What are job arrays?
A resource manager or scheduler that support job arrays typically exposes a task identifier to the job script as an environment variable. This is simply a number out of a range specified when the job is submitted.
For the resource managers and schedulers supported by atools
, that would
be
* PBS_ARRAYID
for PBS torque,
* MOAB_JOBARRAYINDEX
for Adaptive's Moab, and
* SGE_TASKID
for SUN Grid Engine (SGE),
* SLURM_ARRAY_TASK_ID
for Slurm workload manager.
Typically, this task identifier is then use to determine, e.g., the specific input file for this task in the job script:
...
INPUT_FILE="input-${PBS_ARRAYID}.csv"
...
Submitting arrays jobs is quite simple.

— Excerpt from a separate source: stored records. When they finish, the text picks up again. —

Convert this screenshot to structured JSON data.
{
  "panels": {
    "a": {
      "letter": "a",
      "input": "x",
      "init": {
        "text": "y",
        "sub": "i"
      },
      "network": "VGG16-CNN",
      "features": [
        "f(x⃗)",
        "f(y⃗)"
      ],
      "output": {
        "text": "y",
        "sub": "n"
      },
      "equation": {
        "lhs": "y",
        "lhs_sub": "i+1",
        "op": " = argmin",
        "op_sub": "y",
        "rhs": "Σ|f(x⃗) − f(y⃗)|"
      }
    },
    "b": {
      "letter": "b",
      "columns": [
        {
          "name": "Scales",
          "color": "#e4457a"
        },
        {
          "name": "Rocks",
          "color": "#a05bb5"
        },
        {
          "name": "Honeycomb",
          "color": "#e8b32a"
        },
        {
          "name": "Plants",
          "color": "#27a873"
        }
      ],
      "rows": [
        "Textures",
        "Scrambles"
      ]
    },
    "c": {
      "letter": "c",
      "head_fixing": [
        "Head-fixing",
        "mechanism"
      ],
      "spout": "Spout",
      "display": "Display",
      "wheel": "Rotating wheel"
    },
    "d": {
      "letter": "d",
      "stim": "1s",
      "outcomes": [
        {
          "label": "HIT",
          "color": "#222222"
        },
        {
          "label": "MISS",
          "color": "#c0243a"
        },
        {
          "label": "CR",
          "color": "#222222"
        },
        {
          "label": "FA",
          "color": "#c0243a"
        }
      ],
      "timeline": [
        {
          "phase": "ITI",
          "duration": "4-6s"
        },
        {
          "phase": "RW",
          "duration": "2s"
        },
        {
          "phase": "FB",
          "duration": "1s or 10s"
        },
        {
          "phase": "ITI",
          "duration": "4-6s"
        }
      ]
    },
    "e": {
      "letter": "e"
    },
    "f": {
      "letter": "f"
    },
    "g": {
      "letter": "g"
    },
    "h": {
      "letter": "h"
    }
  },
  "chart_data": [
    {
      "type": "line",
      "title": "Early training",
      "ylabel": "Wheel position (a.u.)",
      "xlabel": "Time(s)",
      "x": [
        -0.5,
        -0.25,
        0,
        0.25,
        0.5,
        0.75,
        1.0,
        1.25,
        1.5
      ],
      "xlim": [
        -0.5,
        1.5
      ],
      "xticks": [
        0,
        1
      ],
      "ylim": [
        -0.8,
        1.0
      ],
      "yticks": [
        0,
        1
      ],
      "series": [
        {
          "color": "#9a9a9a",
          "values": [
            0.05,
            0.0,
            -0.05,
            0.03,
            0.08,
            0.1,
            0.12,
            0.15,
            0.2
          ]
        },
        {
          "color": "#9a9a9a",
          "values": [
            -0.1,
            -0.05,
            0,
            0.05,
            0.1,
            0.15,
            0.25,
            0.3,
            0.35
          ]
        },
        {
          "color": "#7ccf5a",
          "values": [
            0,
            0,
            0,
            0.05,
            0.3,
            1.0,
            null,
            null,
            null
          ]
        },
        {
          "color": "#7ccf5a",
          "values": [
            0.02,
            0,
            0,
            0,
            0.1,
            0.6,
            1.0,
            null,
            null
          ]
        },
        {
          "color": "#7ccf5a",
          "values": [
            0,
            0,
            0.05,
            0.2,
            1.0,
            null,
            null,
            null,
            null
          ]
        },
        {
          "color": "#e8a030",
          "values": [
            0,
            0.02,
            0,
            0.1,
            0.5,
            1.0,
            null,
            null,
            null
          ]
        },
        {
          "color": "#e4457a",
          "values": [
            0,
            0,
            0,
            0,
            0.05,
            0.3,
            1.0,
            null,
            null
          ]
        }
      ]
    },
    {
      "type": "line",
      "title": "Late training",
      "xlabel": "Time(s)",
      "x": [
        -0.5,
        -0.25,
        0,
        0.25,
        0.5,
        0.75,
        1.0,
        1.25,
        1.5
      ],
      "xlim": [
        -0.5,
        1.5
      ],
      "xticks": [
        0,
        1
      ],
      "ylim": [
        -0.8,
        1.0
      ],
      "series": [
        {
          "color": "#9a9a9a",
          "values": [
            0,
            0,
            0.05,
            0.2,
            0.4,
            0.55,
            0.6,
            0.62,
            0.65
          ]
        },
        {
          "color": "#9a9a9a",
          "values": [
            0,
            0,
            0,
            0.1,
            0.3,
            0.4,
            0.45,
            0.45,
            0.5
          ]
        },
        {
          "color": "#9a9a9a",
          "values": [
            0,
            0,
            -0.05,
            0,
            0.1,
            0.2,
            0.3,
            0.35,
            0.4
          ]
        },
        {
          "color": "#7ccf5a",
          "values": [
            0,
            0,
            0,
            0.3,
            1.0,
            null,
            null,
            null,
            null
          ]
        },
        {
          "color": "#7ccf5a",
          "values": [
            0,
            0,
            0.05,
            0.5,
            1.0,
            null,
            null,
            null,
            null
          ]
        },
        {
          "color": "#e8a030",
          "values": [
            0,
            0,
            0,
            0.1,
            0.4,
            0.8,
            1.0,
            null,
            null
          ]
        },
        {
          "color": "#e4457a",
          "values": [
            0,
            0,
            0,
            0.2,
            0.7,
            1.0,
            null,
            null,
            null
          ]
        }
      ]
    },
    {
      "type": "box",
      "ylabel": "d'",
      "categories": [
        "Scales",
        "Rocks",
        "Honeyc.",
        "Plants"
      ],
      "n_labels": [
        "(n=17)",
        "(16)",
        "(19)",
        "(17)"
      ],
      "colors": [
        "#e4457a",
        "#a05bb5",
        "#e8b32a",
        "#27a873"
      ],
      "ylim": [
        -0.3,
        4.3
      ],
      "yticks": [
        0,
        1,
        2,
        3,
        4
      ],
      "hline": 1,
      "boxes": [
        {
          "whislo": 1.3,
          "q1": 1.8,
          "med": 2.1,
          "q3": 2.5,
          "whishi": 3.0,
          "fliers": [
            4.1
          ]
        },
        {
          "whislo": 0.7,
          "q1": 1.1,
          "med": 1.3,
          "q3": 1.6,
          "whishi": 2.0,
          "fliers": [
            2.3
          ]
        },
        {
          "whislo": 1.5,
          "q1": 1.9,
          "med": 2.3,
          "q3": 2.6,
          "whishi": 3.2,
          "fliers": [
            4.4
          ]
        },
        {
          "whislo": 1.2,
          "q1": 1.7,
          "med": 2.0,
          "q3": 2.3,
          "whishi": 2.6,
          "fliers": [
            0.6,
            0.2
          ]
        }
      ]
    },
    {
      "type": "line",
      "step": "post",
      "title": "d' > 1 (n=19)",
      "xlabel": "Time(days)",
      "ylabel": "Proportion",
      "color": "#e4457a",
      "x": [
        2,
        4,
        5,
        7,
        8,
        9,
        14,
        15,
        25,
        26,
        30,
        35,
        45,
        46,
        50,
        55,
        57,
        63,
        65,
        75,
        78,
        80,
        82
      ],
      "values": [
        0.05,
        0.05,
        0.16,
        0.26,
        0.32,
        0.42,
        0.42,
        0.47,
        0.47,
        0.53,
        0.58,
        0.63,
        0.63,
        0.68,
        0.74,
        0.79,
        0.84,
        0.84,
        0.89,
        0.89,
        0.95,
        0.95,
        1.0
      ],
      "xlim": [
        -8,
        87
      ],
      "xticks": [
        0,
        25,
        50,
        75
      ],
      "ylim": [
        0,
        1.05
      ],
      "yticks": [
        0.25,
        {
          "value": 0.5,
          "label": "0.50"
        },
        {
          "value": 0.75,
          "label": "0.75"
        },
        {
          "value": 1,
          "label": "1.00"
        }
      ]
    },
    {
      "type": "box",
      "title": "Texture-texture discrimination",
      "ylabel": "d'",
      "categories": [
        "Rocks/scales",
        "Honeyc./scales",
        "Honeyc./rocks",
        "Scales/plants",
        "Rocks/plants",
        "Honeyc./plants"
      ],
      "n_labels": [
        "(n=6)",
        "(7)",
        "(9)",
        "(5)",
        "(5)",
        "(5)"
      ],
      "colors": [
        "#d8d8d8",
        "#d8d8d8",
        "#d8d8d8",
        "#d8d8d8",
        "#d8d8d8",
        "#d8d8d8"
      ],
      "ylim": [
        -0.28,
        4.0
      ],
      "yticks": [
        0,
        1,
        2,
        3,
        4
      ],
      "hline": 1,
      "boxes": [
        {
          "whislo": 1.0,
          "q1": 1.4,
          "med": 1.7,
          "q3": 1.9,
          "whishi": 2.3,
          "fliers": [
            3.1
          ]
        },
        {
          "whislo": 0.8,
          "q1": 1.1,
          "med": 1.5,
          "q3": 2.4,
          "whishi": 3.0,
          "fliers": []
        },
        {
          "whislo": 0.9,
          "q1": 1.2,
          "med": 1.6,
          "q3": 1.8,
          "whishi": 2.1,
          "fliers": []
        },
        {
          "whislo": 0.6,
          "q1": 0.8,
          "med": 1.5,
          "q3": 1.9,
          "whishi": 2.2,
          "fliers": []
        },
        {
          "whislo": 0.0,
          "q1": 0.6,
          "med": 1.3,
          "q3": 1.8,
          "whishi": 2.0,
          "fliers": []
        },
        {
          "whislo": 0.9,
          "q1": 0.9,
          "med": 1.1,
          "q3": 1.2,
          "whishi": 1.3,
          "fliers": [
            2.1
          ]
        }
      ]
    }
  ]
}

For each of the supported queue
systems and schedulers, one simply adds the -t <int-range>
options to
the submission command, qsub
for PBS torque and SUN grid engine, msub
for Moab, e.g., for PBS torque:
$ qsub -t 1-250 bootstrap.pbs
The submission command above would create a job array of 250 tasks, and
for each the PBS_ARRAYID
environment variable would be assigned a unique
value between 1 and 250, inclusive.
Although job arrays provide sufficient features for simple scenarios, it
quickly becomes a nuisance for more sophisticated problems, especially in
parameter exploration type computations. atools
aims to eliminate as
much as possible of the boiler plate code you have to write over and over
again.